Akıllı telefonlar hayatımızda nispeten yeni bir şey, on veya yirmi yıl çok değil ve bazılarımızın telefonlarını bırakamadığı gerçeğinden bahsetmeye daha yeni başladık. Giderek daha az insan kendi düşünceleriyle baş başa kalıyor. Barda bir arkadaşımızı beklerken, trende otururken, yatakta uzanırken telefonumuzu çıkarıverip dünyayı bize katılmaya davet ediyoruz. Sürekli mesajlaşmak, uygulamalarımızı tekrar tekrar kontrol etmek, her zaman bir doz dopamin etkisi gösterecek şu mesaja ya da bu bildirime bakmak...

Benim için bunun sorun olduğunu kabullenmeden önce uzun zaman geçmesi gerekti: ancak kızım daha bebekken bir gölete düşünce bunu fark edebildim. Gölet bir arkadaşın evinin bahçesinde, su mercimeğiyle kaplanmıştı. Kızımın sadece birkaç metre ötesindeydim ama çok geç olup kızım içine düşene kadar orada aslında su olduğunu fark etmedim. Onun ardından atlayıp onu dışarı çektim (çamura basıp kaymıştı ve bir saniyeliğine tamamen suyun altında kaldı, korkunçtu). Çok geçmeden yıkanıp ısınmış, bir havluya sarılı, sıcak çikolata içerek oturuyordu. Tamamen güvendeydi.

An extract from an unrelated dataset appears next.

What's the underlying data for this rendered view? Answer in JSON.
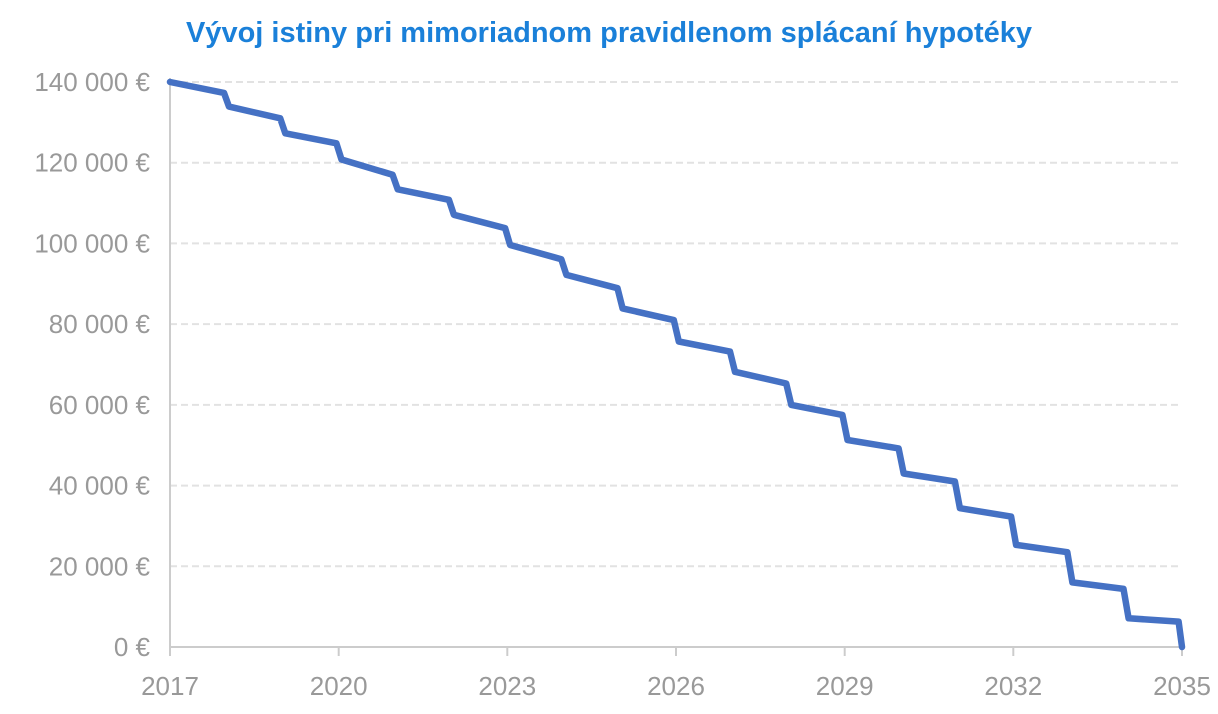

Bahçede ona o kadar yakın olmasaydım ne kadar farklı bir gün olabileceğinin şoku bünyeme nüfuz edince küçük bir rahatlama çığlığı atmıştım. Oğlum o zamanlar yedi yaşındaydı ve gelip "Kardeşim düştüğünde telefonda mıydın annecim?" demişti. Hayır, değildim. Telefonum yanımda değildi. Ama gayet olabilirdi de. Sadece olmadığı bir ana denk gelmişti. Ama oğlumun hemen annesi telefonuyla meşgul olduğu için kız kardeşinin gölete düştüğünü varsayması beni kahretti. Beni böyle görüyordu işte: Sürekli telefon ekranına bakan bir kadın.

O zamandan beri bazı şeyleri değiştirdim. Eğer çocuklarla berabersem, telefonumu ortadan kaldırıyorum. Yazdığım yazılarsa başka bir hikaye. Bu yazıyı yazarken telefonumu yaklaşık 17 kez kontrol ettim. Ne de olsa, bağımlılık. Umarım ben bunu yazarken hiçbiriniz gölete falan düşmemiştir!

 

*Bu makalede yer alan fikirler yazara aittir ve Independent Türkçe’nin editöryal politikasını yansıtmayabilir.